The directive, issued by the Commissioner General of Essential Services, suspends most state functions one day a week until further notice in an attempt to conserve scarce fuel reserves. Authorities have also urged the private sector to adopt a similar arrangement.
Officials say the measure is aimed at reducing commuter traffic into major cities, particularly Colombo, where thousands of public servants travel daily from suburban areas.
Explaining the decision to select Wednesday, officials said declaring Friday a holiday could have effectively denied the public access to government services for three consecutive days when combined with the weekend.
However, the development underscores the fragility of Sri Lanka’s economic recovery as households continue to grapple with rising prices of essential goods.
The impact is already visible on the streets. Long queues have formed outside fuel stations while public buses have been seen overcrowded, with passengers clinging to footboards. Many commuters were also seen attempting to secure rides through the ride-hailing platforms Uber and PickMe, where drivers were demanding higher fares as demand surged.
Recognising these difficulties, the Judicial Service Commission (JSC) has issued a circular instructing judges to take transportation constraints caused by fuel rationing into consideration when making legal determinations.
Judges have been advised to consider the possibility that lawyers, litigants, witnesses and even suspects may be unable to attend court due to limited fuel availability.
While court proceedings are expected to continue, judicial officers have been asked to assess such situations on a case-by-case basis.
The JSC has also directed courts to make greater use of virtual platforms whenever possible. This is expected to apply particularly to proceedings such as extending remand orders, thereby avoiding the need to transport prisoners physically to court.
Authorities believe that conducting such hearings online could significantly reduce fuel consumption associated with prison transport.
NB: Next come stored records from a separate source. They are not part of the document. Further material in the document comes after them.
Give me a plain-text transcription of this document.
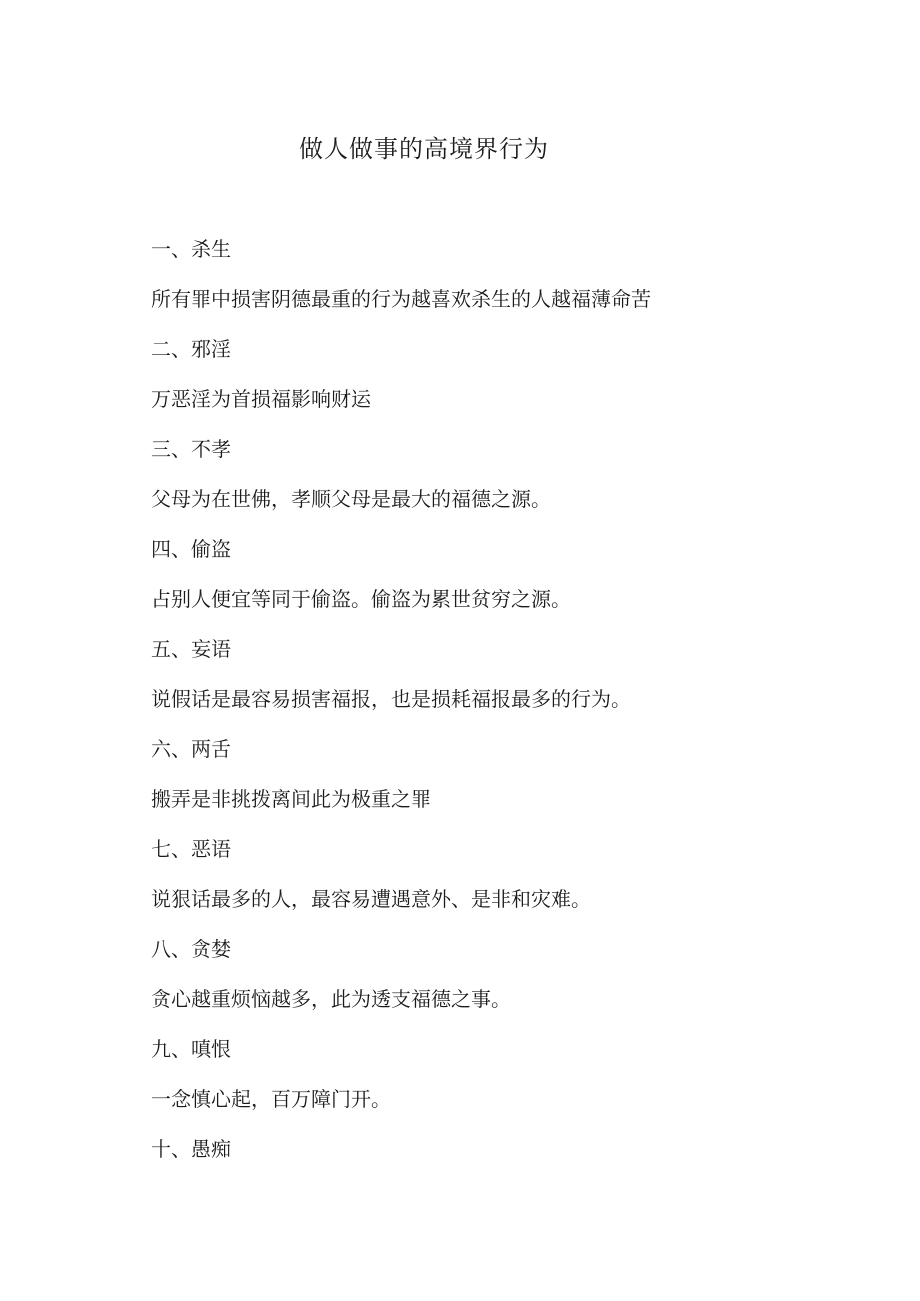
做人做事的高境界行为
一、杀生
所有罪中损害阴德最重的行为越喜欢杀生的人越福薄命苦
二、邪淫
万恶淫为首损福影响财运
三、不孝
父母为在世佛，孝顺父母是最大的福德之源。
四、偷盗
占别人便宜等同于偷盗。偷盗为累世贫穷之源。
五、妄语
说假话是最容易损害福报，也是损耗福报最多的行为。
六、两舌
搬弄是非挑拨离间此为极重之罪
七、恶语
说狠话最多的人，最容易遭遇意外、是非和灾难。
八、贪婪
贪心越重烦恼越多，此为透支福德之事。
九、嗔恨
一念慎心起，百万障门开。
十、愚痴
The temporary measures will remain in effect until further notice.
Meanwhile, officials say special fuel allocations may be considered for critical sectors including tourism, the Colombo Port, agriculture, health services, the plantation industry and public transportation in order to sustain essential services and economic activity.
However, the broader economic outlook remains uncertain. Business leaders warn that companies already burdened with higher taxes, rising operational costs and thin margins could face severe liquidity pressures if global oil prices remain elevated.
Industry observers say some firms may be compelled to seek loan moratoria if the disruption linked to the conflict involving Iran continues for another month.
Public concern has also been heightened by recent comments from Iranian officials indicating that Tehran has not sought a ceasefire in the ongoing conflict.
For President Anura Kumara Dissanayake, the unfolding fuel shortage is emerging as one of the most serious challenges facing his administration. Although the government has been holding internal consultations, critics say an all-party conference has yet to be convened to formulate a unified national response to the crisis.
Within business circles and sections of the public, questions are increasingly being raised about whether the government possesses the institutional capacity and experience required to manage a prolonged energy shock.